Hm, dunno if this was already mentioned, but completely electric cars are already in production. Examples include: Tesla Roadster (it's really fast!) and the Smart EV (coming soon!)
So in short, yes. All-electric cars are already here. Their main disadvantage, as usual, is range.
But Armed, like you I think I prefer the concept of hydrogen-powered fuel-cell cars.
As a side note, biofuels is great if you want to make an independent statement about your green-ness from byproducts of other processes. As an industry and a fuel alternative, it's the biggest load of bullshit- there is just about NOTHING positive about them:
1) The growing of crops and the processing required to turn them into viable biofuels is huge compared to the benefit from using biofuels as opposed to other fuels.

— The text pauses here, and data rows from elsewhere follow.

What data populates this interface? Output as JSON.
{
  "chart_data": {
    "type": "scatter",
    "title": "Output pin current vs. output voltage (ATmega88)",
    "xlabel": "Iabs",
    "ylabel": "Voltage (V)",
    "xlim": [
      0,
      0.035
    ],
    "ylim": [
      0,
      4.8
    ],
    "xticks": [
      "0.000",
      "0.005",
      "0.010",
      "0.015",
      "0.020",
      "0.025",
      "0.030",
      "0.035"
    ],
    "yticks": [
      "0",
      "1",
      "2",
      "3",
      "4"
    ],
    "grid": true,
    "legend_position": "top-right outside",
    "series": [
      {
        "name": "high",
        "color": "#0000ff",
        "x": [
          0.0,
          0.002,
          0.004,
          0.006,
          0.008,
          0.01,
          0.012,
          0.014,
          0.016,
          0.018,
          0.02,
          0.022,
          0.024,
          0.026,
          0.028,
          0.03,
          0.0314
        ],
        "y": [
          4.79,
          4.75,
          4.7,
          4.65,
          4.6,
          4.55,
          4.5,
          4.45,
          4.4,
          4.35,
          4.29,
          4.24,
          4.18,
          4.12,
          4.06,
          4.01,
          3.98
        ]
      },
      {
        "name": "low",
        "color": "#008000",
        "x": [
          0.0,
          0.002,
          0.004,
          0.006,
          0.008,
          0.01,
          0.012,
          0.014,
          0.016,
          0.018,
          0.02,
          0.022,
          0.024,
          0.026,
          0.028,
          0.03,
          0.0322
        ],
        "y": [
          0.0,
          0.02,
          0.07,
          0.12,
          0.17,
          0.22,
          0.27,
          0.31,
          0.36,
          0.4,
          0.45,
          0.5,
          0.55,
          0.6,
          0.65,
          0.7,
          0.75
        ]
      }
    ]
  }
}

2) This comes at the expense of growing crops for actual food usage, which contributes to driving the food prices up.
3) The government (in both the US and Australia, as far as I'm aware) appears to be subsidising farmers to grow biofuel crops instead of food crops...which exacerbates the money drain.
Yeah, Smart cars are generally tiny and mostly for two people.
There's a reason for this- most people who drive these days do so alone or with one other person in the car. Under conventional transport, this represents a huge waste and extraneous greenhouse gas emissions.
So why not build a car for one or two people that's really efficient, as opposed to one for 5-7 people that's really not? Contrary to popular belief, bigger is no longer better.
Of course. But since they represent far less traffic in heavily urbanised areas, they are less of a priority than single-occupancy vehicles when it comes to traffic and emissions.
no i don't because electricity doesn't come from a magic place, so the pplutions and gas emmisions will still go into the air, and the eletric bill would be more than what t would probably cost for gas in the long run.
Well yes, I do not think that the electric car would actually be developed and produced for long, in the scope of the automobile industry's history. It's too late for that, and there are other forms of fuel that we can make more use of. I'm particularly enamoured of Fuel Cell cars, as their waste emissions is water, and the current template of the prototypes affords much berth for great versatility as well as other technological advances.
The main problem is that at the very least it'll take 10 years, if taken seriously and on a large scale, to even begin to get the infrastructure down. Given that we're now at the point where we are past most peak-oil estimates, this has become a matter of urgence, and so we will always need to seek out intermediate forms of energy production.